The show is a superficial and sentimental account of Marr’s life peppered with a fair amount of good jokes. The evening starts out promisingly enough with Rivers coming down the aisle of the theater - not unlike another formidable mother, Mama Rose, at the beginning of ″Gypsy″ - to conduct a class in stand-up comedy at a local high school. The character is frank, funny and boisterous, qualities Rivers can portray in her sleep.
Much of the play is told in flashback after Marr explains that she was raped - at the age of 82 - and then rushed to a hospital emergency room. That grim framework casts a pall over the rest of the production, which becomes a straightforward, resume-style account of Marr’s minor-key show business life. Don’t look for any insight here, just a relentless parade of details.
One major problem is the use of those ″escorts,″ who don’t even get capitalized in the play’s title. Three performers - two men and a woman - are mostly silent accomplices who assist Rivers in acting out Marr’s story.
They are on stage to react to Rivers’ two-act monologue as she works her way through Marr’s unhappy childhood, marriage and career. These department store mannequins dress up the stage, but contribute nothing to the story.
Co-author Price also directed, and he swirls these stick figures around with a certain amount of style. Yet after a while, their presence seems silly.
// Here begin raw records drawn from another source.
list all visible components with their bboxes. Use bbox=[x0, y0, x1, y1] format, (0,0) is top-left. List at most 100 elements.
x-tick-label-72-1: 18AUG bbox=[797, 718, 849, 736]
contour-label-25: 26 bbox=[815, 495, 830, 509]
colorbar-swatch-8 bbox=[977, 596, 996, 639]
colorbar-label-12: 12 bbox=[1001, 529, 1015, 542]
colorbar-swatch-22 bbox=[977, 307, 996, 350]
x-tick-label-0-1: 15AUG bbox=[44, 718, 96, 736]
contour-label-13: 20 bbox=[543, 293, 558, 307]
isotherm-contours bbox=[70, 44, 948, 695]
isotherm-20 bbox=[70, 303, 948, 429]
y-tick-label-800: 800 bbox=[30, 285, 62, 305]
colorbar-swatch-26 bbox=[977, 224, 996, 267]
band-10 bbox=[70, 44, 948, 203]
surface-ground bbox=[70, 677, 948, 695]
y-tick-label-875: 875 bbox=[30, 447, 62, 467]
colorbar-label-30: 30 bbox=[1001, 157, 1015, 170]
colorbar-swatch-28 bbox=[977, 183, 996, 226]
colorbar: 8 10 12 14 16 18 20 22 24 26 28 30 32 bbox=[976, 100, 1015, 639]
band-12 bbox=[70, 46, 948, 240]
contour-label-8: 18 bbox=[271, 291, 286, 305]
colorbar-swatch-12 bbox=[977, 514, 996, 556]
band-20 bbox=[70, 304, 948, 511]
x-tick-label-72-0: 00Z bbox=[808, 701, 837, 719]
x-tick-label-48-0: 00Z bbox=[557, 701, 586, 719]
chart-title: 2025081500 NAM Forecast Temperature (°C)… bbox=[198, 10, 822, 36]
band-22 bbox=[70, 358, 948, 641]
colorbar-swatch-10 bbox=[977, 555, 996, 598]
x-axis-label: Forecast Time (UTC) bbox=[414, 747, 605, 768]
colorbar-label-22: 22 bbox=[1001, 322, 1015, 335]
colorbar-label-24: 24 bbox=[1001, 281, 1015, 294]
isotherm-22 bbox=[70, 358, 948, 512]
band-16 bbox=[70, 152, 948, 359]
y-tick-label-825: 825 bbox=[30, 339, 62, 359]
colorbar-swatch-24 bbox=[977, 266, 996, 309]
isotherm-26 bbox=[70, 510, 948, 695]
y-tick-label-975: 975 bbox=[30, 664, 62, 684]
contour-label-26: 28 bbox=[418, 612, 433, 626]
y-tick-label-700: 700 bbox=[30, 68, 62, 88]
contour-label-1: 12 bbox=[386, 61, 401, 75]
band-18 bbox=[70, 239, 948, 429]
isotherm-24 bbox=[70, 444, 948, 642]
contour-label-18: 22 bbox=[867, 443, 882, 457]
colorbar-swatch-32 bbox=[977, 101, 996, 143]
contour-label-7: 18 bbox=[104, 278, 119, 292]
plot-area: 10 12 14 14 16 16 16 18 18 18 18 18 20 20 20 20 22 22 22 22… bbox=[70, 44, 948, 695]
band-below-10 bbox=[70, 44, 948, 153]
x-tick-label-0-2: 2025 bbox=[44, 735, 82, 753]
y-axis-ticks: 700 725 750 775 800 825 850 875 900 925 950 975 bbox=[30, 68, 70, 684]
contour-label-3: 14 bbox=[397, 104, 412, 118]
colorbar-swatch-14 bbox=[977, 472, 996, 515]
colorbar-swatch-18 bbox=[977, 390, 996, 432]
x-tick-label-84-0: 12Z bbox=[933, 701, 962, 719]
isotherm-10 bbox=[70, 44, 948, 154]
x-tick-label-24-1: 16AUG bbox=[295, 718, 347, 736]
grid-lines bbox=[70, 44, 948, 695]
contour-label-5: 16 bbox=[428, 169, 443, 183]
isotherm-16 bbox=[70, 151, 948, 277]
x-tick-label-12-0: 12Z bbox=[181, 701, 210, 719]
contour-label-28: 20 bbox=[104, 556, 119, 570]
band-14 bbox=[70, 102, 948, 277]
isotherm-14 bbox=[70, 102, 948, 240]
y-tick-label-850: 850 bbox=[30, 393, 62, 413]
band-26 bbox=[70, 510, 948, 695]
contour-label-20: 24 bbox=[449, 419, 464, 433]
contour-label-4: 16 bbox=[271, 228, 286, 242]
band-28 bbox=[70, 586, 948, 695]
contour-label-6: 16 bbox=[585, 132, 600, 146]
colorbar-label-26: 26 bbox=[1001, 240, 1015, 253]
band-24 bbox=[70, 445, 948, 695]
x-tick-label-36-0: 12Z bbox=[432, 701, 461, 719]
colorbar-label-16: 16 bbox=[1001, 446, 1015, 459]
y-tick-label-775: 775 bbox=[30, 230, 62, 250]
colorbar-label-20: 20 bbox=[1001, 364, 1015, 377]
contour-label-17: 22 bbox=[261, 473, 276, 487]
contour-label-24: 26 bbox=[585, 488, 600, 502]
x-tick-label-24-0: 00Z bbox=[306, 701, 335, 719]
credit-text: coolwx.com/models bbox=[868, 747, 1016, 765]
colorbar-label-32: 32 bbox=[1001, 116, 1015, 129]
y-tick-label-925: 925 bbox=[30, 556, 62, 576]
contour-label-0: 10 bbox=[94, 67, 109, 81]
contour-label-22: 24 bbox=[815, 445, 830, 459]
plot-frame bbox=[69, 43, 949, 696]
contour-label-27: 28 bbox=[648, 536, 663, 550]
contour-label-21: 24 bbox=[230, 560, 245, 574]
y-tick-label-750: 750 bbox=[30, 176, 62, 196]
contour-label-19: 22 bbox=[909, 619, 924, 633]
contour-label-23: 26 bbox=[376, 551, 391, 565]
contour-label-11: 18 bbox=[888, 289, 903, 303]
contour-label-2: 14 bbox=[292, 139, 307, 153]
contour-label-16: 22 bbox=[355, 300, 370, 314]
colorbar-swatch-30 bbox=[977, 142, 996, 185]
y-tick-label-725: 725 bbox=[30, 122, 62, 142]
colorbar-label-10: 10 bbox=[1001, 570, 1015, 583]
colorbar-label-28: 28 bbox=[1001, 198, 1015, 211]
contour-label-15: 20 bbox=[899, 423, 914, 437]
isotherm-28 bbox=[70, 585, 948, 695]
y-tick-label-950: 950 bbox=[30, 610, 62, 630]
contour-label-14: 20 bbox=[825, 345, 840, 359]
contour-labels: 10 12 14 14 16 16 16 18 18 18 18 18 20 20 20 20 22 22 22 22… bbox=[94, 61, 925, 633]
It’s especially frustrating when one of those mum actors impersonates Bruce. You long to hear some of the monologues that made him famous instead of what Rivers and her co-writers put on stage. Bruce remains even more of a mystery when the show is over.
The various show biz settings by William Barclay are appropriately tacky and there are some effective photo projections by Wendall K. Harrington that set up several scenes.
Rivers did create a real character when she went into Neil Simon’s ″Broadway Bound″ in 1988 to play the leading role of the unhappy wife and mother. Here, she can’t seem to get past her own powerful comic persona.
Not for a minute do you believe that Sally Marr is on stage. It’s ″Joan Rivers, Live on Broadway″ instead.
What other critics said:
David Richards, The New York Times: Is Ms. Rivers also a great actress? No, she is not. But she is exuberant, fearless and inexhaustible. If you admire performers for taking risks, then you can’t help but applaud her efforts.
Howard Kissel, Daily News: Whatever its conceptual weaknesses, the evening is a tribute to the relentless drive of two amazing women, the actress and her subject.
Clive Barnes, New York Post: (Rivers is) a little like Jackie Mason in drag. ... I just don’t like her - and, quite unlike Bruce, the show’s silent, reluctant hero, her whole act insists that you adore her.